Thursday, December 2, 2010

Acceptance Is Not Always Appropriate

Having written about my journey to accept my friends, it may be time to mention that acceptance is not always the best thing, its sad to say that in our lifetime we will probably all have at least one toxic relationship. In my case, you could say I decided not to accept my friend's behaviour any longer, or maybe what I had to accept was that I needed to be brave and part ways.

Its been perhaps four or more years since I parted with my friend, and although I was at the end of my rope when I severed the friendship, I still to this day feel concern for my friend, I wonder how she is, and where she is, but at bottom of my heart I know I don't want to get sucked back in. I can't "just" ring her, or write to her, I don't even want to meet her on the street. I feel guilty about this, but I also know that it is essential for me to avoid her. It still gnaws away at me though.

If you are wondering whether you have the strength to live with this kind of guilt, let me point out, the occasional gnawing guilt has been less stressful for me than the friendship was. It gets more stressful during the time that you are trying to end the friendship, but as time passes you heal and feel relief.

My friend in question was my next door neighbour. We met in January 2000, I had come home from hospital after what you might refer to as a 'breakdown' which I attribute to burn out from my job and the fact that I have bipolar disorder. I was nagged into meeting this woman, let's call her Carrie, by her husband and her mother because she was at home in a rocky emotional state and they thought we could be companions. Not a good match, not a good idea, but I found it difficult to say 'no' when the invitations and suggestions were so frequent. It turned out that although we grew to care for each other very much, it was unhealthy, I suspect she was competing with me to be the most 'unwell'. She also wanted someone who would not judge her, with my psychology degree and counselling experience I seemed like the perfect non-judgemental friend, but I realize I was just wearing my judgement on the inside. At first I believed I was just being respectful, but over a few years I discovered I was just too timid to tell her what I really thought.
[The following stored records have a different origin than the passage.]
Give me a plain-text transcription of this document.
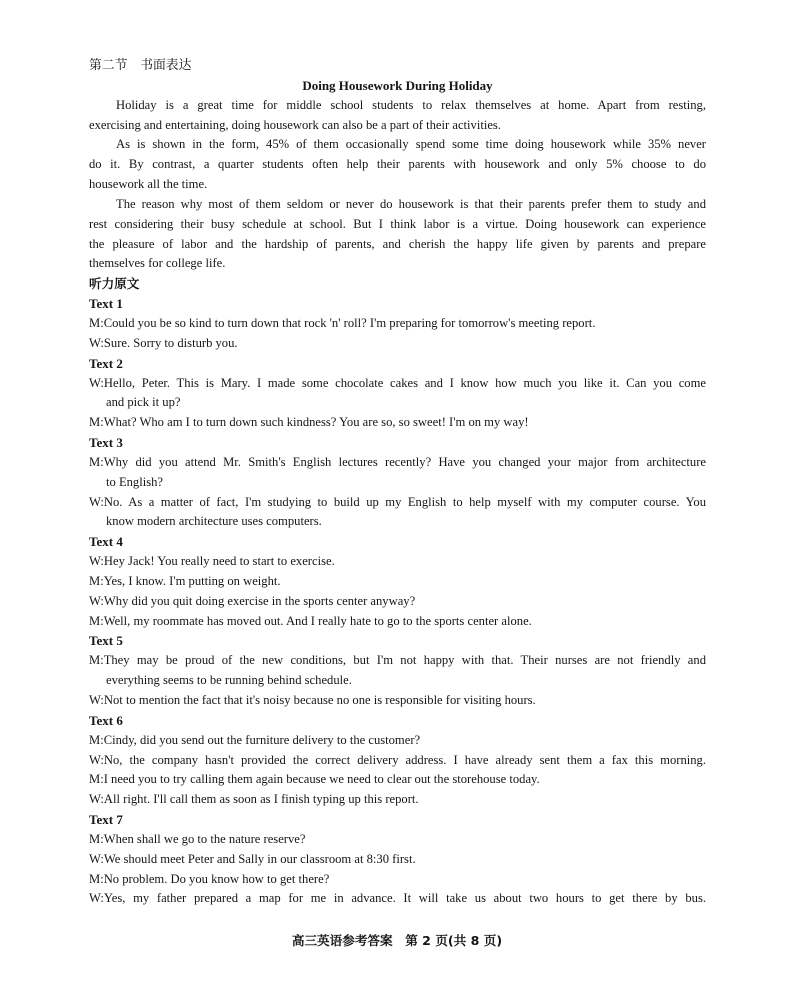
第二节　书面表达
Doing Housework During Holiday
Holiday is a great time for middle school students to relax themselves at home. Apart from resting,
exercising and entertaining, doing housework can also be a part of their activities.
As is shown in the form, 45% of them occasionally spend some time doing housework while 35% never
do it. By contrast, a quarter students often help their parents with housework and only 5% choose to do
housework all the time.
The reason why most of them seldom or never do housework is that their parents prefer them to study and
rest considering their busy schedule at school. But I think labor is a virtue. Doing housework can experience
the pleasure of labor and the hardship of parents, and cherish the happy life given by parents and prepare
themselves for college life.
听力原文
Text 1
M:Could you be so kind to turn down that rock 'n' roll? I'm preparing for tomorrow's meeting report.
W:Sure. Sorry to disturb you.
Text 2
W:Hello, Peter. This is Mary. I made some chocolate cakes and I know how much you like it. Can you come
and pick it up?
M:What? Who am I to turn down such kindness? You are so, so sweet! I'm on my way!
Text 3
M:Why did you attend Mr. Smith's English lectures recently? Have you changed your major from architecture
to English?
W:No. As a matter of fact, I'm studying to build up my English to help myself with my computer course. You
know modern architecture uses computers.
Text 4
W:Hey Jack! You really need to start to exercise.
M:Yes, I know. I'm putting on weight.
W:Why did you quit doing exercise in the sports center anyway?
M:Well, my roommate has moved out. And I really hate to go to the sports center alone.
Text 5
M:They may be proud of the new conditions, but I'm not happy with that. Their nurses are not friendly and
everything seems to be running behind schedule.
W:Not to mention the fact that it's noisy because no one is responsible for visiting hours.
Text 6
M:Cindy, did you send out the furniture delivery to the customer?
W:No, the company hasn't provided the correct delivery address. I have already sent them a fax this morning.
M:I need you to try calling them again because we need to clear out the storehouse today.
W:All right. I'll call them as soon as I finish typing up this report.
Text 7
M:When shall we go to the nature reserve?
W:We should meet Peter and Sally in our classroom at 8:30 first.
M:No problem. Do you know how to get there?
W:Yes, my father prepared a map for me in advance. It will take us about two hours to get there by bus.
高三英语参考答案　第 2 页(共 8 页)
Carrie was in denial about the effect her suicide would have on her two very young boys. She found it easy to say they would be better off. Carrie thought that because I have had suicidal times in my life that I understood and accepted her ideas about this.
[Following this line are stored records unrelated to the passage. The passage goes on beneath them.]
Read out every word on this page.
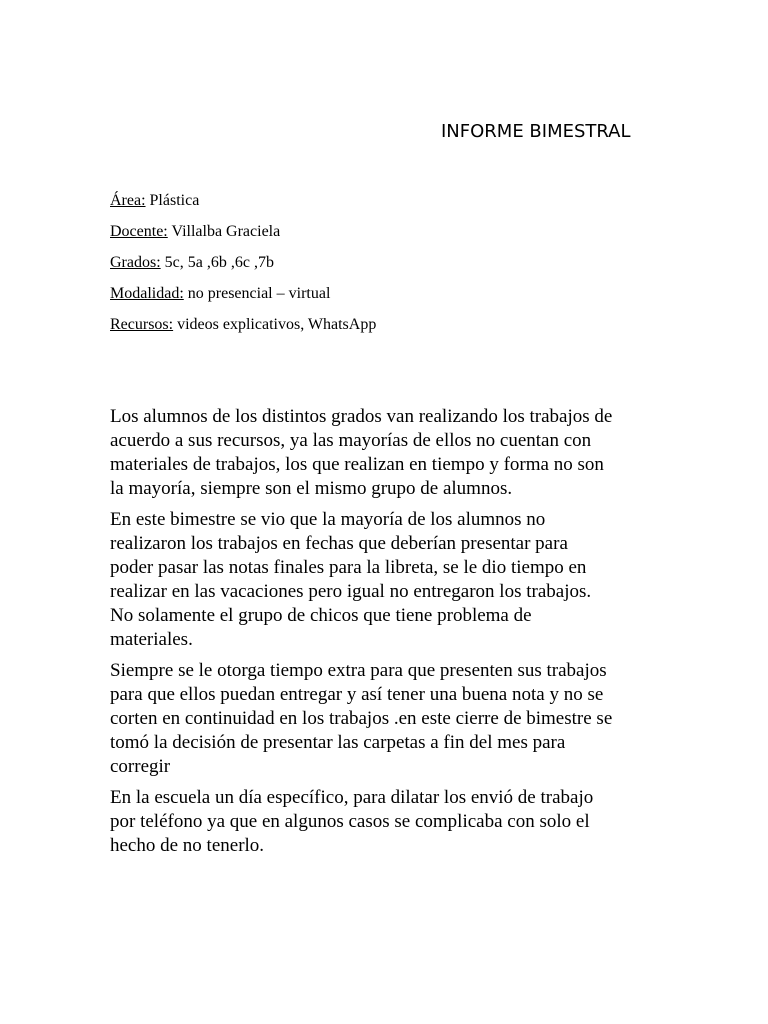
INFORME BIMESTRAL
Área: Plástica
Docente: Villalba Graciela
Grados: 5c, 5a ,6b ,6c ,7b
Modalidad: no presencial – virtual
Recursos: videos explicativos, WhatsApp

Los alumnos de los distintos grados van realizando los trabajos de
acuerdo a sus recursos, ya las mayorías de ellos no cuentan con
materiales de trabajos, los que realizan en tiempo y forma no son
la mayoría, siempre son el mismo grupo de alumnos.

En este bimestre se vio que la mayoría de los alumnos no
realizaron los trabajos en fechas que deberían presentar para
poder pasar las notas finales para la libreta, se le dio tiempo en
realizar en las vacaciones pero igual no entregaron los trabajos.
No solamente el grupo de chicos que tiene problema de
materiales.

Siempre se le otorga tiempo extra para que presenten sus trabajos
para que ellos puedan entregar y así tener una buena nota y no se
corten en continuidad en los trabajos .en este cierre de bimestre se
tomó la decisión de presentar las carpetas a fin del mes para
corregir

En la escuela un día específico, para dilatar los envió de trabajo
por teléfono ya que en algunos casos se complicaba con solo el
hecho de no tenerlo.
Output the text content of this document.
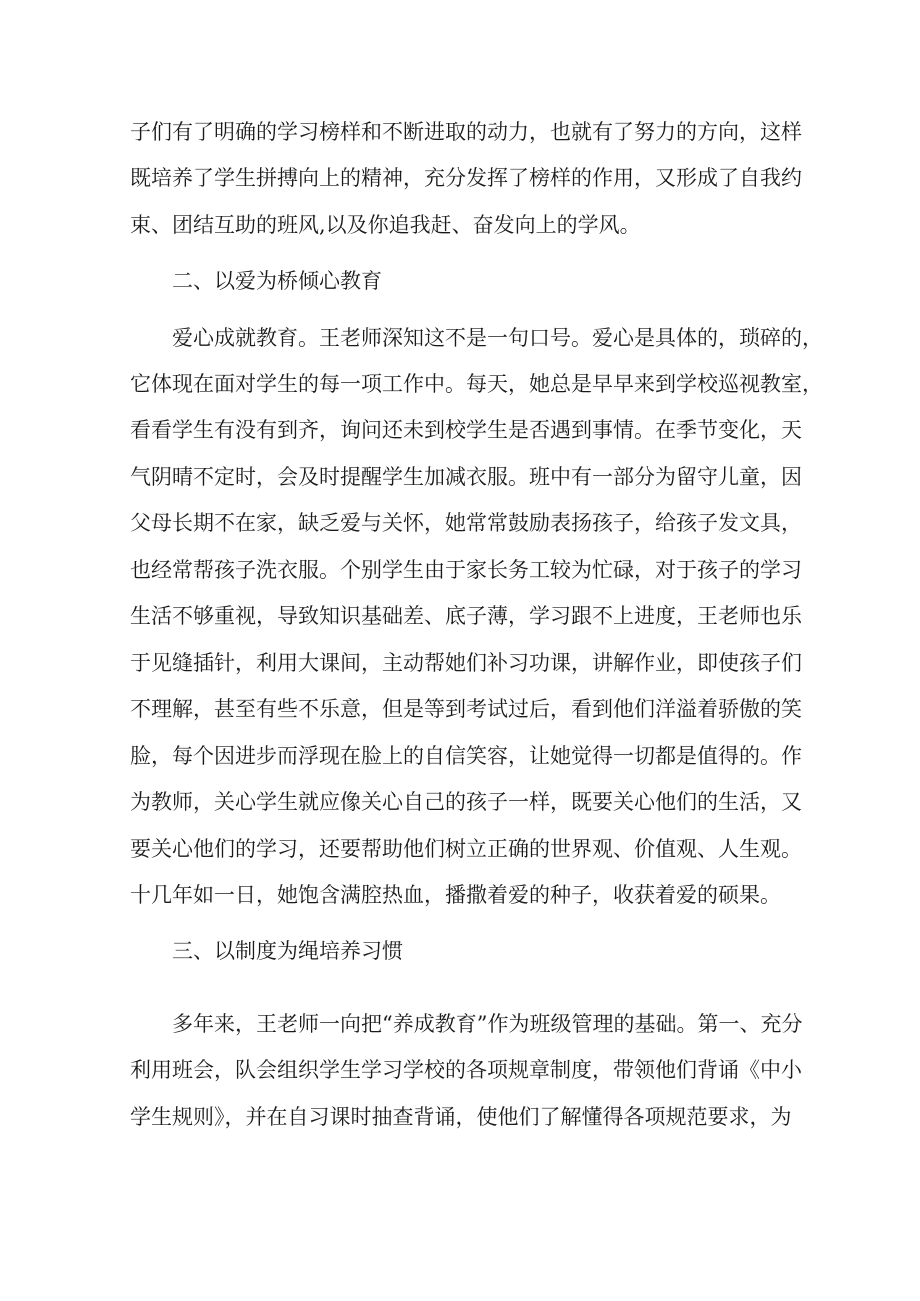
子们有了明确的学习榜样和不断进取的动力，也就有了努力的方向，这样
既培养了学生拼搏向上的精神，充分发挥了榜样的作用，又形成了自我约
束、团结互助的班风,以及你追我赶、奋发向上的学风。
二、以爱为桥倾心教育
爱心成就教育。王老师深知这不是一句口号。爱心是具体的，琐碎的，
它体现在面对学生的每一项工作中。每天，她总是早早来到学校巡视教室，
看看学生有没有到齐，询问还未到校学生是否遇到事情。在季节变化，天
气阴晴不定时，会及时提醒学生加减衣服。班中有一部分为留守儿童，因
父母长期不在家，缺乏爱与关怀，她常常鼓励表扬孩子，给孩子发文具，
也经常帮孩子洗衣服。个别学生由于家长务工较为忙碌，对于孩子的学习
生活不够重视，导致知识基础差、底子薄，学习跟不上进度，王老师也乐
于见缝插针，利用大课间，主动帮她们补习功课，讲解作业，即使孩子们
不理解，甚至有些不乐意，但是等到考试过后，看到他们洋溢着骄傲的笑
脸，每个因进步而浮现在脸上的自信笑容，让她觉得一切都是值得的。作
为教师，关心学生就应像关心自己的孩子一样，既要关心他们的生活，又
要关心他们的学习，还要帮助他们树立正确的世界观、价值观、人生观。
十几年如一日，她饱含满腔热血，播撒着爱的种子，收获着爱的硕果。
三、以制度为绳培养习惯
多年来，王老师一向把“养成教育”作为班级管理的基础。第一、充分
利用班会，队会组织学生学习学校的各项规章制度，带领他们背诵《中小
学生规则》，并在自习课时抽查背诵，使他们了解懂得各项规范要求，为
I also found Carrie to be racist, which is completely unacceptable to me, but most of the time when she would make a remark or share a "joke" I was so shocked I went silent.

I didn't approve of her wastefulness of water either, we are in a crisis here, and she'd hose her driveway down and send gallons of water down the drain without a care in the world, and I would just follow her around like a little dog wagging its tail.

Carrie was also extremely dishonest, rude, disrespectful, and bullying, and again, I'd take it.

Perhaps worst of all, she would try to pimp me to her sex addict husband, and allowed him to sexually harass me in front of her and her kids.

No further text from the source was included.